A large publicly traded insurance payor was serving those enrolled in publicly funded healthcare programs such as Medicaid and Medicare coverage.
“We were excited to partner with OZ when we learned of their extensive expertise in healthcare industry software development as well as in streamlining business processes.” – J. Anderson, Director of Claims Department.
As a multi-billion-dollar insurance company offering its 1.7 million members a network of 68,000+ providers in 11 states, a modern Intelligent Automation architecture comprised of Enterprise Application Integration, RPA, and Data Analytics were needed to help ease the stress caused by the costly errors of their claims rejection process. The company received between 70,000-80,000 paper insurance claims per day. Of which, 1,000-3,000 were immediately rejected and dismissed by the system due to Optical Character Recognition (OCR), data processing, or completion errors. Providers were left unknowing to 528,000 rejected claims (per year) resulting in a huge cost deficit of no payment collections from the payor.
This large insurance payor “business rules engine” was used to validate basic claim information. The system was generating a high percentage of non-matches, which resulted in repetitive, clerical manual work for their claims team to match an average of 15,000 physicians per day. Additionally, the engine did not consider the varying state requirements for NPIs, NDCs, and other required data, resulting in several costly errors.
OZ’s solution team conducted an in-depth analysis of the current system and developed an Intelligent Queuing system by leveraging the latest Microsoft and other technologies to implement a state of the Intelligent Automation architecture using an RPA framework of communication and Data Analytics for reporting between claims processing systems and other ancillary systems. OZ created an on-demand Rejected Claims Report with links to review individual claims. Upon review, claims processors were able to quickly make corrections to claims errors and reprocess those claims for payment immediately.
To increase the accuracy of data selections, upgrades were made to the Intelligent Automation business rule engine and new rules were added to optimize physician, NPI, and NDC validations, as well as variations in state requirements.

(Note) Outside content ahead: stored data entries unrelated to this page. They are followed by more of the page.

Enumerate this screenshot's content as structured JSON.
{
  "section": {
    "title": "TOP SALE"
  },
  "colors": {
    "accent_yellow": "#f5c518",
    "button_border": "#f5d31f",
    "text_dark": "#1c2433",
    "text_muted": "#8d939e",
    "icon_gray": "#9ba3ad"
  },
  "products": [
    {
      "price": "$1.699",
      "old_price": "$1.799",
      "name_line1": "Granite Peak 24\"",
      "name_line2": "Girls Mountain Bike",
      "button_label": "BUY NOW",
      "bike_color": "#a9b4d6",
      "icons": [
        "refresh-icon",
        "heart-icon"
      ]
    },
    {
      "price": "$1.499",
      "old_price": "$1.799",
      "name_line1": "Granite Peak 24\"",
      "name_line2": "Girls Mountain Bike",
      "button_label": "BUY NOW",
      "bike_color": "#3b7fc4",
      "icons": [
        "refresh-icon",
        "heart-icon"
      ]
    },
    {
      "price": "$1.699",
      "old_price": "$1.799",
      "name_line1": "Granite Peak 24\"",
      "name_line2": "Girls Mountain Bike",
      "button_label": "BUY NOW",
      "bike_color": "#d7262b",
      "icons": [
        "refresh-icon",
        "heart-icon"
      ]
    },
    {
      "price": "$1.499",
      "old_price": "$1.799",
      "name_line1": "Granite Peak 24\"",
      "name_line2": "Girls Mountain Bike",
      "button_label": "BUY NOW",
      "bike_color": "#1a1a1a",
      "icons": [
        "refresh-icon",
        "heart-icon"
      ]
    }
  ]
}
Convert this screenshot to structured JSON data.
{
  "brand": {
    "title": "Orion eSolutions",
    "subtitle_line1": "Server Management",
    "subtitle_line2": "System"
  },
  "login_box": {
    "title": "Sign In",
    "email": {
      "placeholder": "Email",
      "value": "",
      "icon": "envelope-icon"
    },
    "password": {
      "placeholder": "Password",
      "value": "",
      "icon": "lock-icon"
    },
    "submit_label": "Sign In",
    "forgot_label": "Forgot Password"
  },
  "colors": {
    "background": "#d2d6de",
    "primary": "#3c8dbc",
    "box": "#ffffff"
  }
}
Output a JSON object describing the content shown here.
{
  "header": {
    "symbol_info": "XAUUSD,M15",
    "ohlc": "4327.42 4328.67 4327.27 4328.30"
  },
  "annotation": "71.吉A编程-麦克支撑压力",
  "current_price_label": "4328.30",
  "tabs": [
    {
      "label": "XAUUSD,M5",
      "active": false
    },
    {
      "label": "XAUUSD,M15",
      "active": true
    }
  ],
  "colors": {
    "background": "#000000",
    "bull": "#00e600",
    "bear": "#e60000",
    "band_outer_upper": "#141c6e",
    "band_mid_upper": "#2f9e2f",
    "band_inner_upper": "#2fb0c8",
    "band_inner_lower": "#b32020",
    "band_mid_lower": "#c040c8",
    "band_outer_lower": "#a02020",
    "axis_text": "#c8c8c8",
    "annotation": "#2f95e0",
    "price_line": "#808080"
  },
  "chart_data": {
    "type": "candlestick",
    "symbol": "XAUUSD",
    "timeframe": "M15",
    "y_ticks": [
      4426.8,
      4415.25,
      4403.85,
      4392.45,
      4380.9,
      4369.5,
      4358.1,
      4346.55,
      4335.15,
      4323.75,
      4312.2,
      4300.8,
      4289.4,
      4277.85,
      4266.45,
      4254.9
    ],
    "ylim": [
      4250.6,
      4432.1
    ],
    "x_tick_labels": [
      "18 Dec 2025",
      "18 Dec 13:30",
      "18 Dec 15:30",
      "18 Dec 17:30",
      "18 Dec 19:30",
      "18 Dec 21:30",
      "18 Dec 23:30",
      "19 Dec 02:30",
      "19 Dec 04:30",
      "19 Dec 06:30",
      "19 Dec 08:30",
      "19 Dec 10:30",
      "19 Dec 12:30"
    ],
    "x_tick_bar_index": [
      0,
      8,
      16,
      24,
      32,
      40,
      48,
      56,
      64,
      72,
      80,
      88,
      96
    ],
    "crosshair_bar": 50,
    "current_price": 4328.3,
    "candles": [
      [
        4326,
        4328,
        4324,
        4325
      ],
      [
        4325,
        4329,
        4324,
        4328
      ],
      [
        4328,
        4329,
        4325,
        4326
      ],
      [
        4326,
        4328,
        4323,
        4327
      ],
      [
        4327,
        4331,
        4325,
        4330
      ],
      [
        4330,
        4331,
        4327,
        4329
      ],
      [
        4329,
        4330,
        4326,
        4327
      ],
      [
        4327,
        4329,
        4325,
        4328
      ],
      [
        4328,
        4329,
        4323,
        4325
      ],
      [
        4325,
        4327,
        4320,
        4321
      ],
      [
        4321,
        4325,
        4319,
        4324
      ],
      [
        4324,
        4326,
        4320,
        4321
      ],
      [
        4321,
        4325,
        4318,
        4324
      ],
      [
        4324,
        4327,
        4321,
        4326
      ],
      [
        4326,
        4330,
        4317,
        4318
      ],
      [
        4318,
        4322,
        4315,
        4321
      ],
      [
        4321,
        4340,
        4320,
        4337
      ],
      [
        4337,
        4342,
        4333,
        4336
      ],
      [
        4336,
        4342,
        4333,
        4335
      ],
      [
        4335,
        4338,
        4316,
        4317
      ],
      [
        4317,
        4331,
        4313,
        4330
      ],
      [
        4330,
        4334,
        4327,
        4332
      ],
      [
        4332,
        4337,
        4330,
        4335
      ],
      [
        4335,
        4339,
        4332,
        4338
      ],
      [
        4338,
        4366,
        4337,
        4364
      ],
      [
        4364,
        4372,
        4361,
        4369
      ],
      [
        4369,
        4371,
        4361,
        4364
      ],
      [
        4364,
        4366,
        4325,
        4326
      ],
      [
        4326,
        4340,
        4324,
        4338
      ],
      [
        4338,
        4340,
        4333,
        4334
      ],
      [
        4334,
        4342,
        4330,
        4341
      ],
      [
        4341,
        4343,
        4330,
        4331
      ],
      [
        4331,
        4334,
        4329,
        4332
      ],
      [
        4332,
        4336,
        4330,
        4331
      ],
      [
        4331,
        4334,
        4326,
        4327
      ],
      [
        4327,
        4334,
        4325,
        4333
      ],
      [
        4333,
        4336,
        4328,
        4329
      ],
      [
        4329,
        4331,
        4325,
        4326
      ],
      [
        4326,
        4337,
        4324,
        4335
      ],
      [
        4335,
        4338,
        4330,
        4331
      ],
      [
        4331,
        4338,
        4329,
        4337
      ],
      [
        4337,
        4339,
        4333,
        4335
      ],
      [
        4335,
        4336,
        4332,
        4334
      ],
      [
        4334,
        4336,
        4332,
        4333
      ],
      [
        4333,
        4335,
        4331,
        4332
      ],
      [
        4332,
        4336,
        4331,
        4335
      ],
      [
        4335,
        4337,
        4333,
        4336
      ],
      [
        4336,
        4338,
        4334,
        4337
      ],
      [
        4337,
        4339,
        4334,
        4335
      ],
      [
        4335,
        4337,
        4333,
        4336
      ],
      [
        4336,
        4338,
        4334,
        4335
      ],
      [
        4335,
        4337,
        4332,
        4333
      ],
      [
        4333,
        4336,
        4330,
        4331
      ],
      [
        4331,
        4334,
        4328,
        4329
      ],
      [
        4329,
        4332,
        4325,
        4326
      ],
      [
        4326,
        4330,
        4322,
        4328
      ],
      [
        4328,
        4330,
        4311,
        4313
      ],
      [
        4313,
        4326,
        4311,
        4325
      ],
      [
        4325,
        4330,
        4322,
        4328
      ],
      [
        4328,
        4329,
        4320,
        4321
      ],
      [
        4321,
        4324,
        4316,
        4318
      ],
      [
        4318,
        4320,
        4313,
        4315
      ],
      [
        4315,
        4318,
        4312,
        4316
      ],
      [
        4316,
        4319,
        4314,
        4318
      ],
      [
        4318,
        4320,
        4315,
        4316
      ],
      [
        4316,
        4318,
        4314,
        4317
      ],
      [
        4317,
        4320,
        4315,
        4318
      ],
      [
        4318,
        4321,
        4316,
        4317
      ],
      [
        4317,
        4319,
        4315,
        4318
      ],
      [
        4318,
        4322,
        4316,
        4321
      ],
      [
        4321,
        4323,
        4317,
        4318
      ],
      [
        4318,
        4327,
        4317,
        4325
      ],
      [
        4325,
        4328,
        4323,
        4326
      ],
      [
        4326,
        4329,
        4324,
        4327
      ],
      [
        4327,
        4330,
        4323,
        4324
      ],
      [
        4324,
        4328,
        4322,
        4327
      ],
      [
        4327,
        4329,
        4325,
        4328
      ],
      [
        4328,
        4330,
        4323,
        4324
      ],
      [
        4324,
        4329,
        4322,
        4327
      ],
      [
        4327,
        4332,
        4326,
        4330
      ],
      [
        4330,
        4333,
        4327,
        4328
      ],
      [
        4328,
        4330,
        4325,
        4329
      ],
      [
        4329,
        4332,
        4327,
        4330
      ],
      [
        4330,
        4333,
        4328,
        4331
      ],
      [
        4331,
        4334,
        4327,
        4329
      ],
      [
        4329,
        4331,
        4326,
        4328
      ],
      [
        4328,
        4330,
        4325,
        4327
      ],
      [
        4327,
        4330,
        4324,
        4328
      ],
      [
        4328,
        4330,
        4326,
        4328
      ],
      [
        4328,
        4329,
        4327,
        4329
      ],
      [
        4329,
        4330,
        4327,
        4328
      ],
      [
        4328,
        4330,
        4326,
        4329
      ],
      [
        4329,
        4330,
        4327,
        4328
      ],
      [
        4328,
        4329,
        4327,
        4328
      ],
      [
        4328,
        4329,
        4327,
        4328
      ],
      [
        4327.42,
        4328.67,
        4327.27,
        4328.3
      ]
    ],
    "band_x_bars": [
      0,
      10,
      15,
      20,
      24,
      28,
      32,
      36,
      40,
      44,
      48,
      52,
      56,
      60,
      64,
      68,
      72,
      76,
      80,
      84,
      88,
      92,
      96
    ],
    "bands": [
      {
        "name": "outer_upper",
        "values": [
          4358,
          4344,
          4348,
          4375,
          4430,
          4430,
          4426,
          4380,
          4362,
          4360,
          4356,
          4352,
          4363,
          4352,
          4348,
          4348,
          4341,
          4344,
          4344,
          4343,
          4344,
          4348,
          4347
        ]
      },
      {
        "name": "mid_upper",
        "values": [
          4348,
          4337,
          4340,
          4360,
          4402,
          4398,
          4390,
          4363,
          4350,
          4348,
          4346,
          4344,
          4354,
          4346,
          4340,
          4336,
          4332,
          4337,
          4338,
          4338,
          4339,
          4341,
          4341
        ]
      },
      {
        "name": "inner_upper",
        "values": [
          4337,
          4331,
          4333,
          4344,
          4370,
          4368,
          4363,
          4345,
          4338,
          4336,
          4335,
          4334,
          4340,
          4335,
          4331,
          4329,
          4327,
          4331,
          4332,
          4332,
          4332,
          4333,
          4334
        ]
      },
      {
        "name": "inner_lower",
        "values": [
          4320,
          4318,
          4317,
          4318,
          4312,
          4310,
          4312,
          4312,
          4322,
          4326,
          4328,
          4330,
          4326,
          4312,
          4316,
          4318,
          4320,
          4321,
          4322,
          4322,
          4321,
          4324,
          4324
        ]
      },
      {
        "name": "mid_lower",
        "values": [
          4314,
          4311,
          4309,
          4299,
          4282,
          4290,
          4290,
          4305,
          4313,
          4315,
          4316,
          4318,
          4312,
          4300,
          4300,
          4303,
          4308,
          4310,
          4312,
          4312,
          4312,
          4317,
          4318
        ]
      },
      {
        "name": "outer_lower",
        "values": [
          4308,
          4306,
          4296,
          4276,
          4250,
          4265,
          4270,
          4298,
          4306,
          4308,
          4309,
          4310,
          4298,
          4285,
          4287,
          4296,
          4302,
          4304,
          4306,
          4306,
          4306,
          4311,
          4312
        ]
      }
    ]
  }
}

After the new Intelligent Queuing / Automation solution was implemented, turn-around time for work processes decreased by 50% with 100% error-free outcomes. 80% of manual processes were automated. The new solution has become a useful tool to complete daily routine tasks and quickly process and adjudicate claims.
- With rejected claims enhancements in place, this large insurance payor can now reprocess an average of 800 claims, effectively reducing unnecessary provider follow-up and frustration by more than 200,000 claims each
- Eliminated hundreds of thousands of follow-up calls from providers with automated rejection letters sent within 10 days of submissions.
- Faster claims processing with a high-quality RPA selection process raised the provider matchup rate to 90%; 10% more than the old process’ rate.
- Achieved higher match rates by optimizing the Intelligent Automation business rules engine for the selection of required data such as NPIs and NDCs by state with 100% accuracy.
Why Intelligent Automation?
OZ leverages Intelligent Automation to accelerate processes for Insurers to turn their data into information, optimize processes, and make their businesses more competitive. With 99% accuracy and years worth of work saved, Intelligent Automation can optimize the way organizations derive business insights to achieve outstanding ROIs.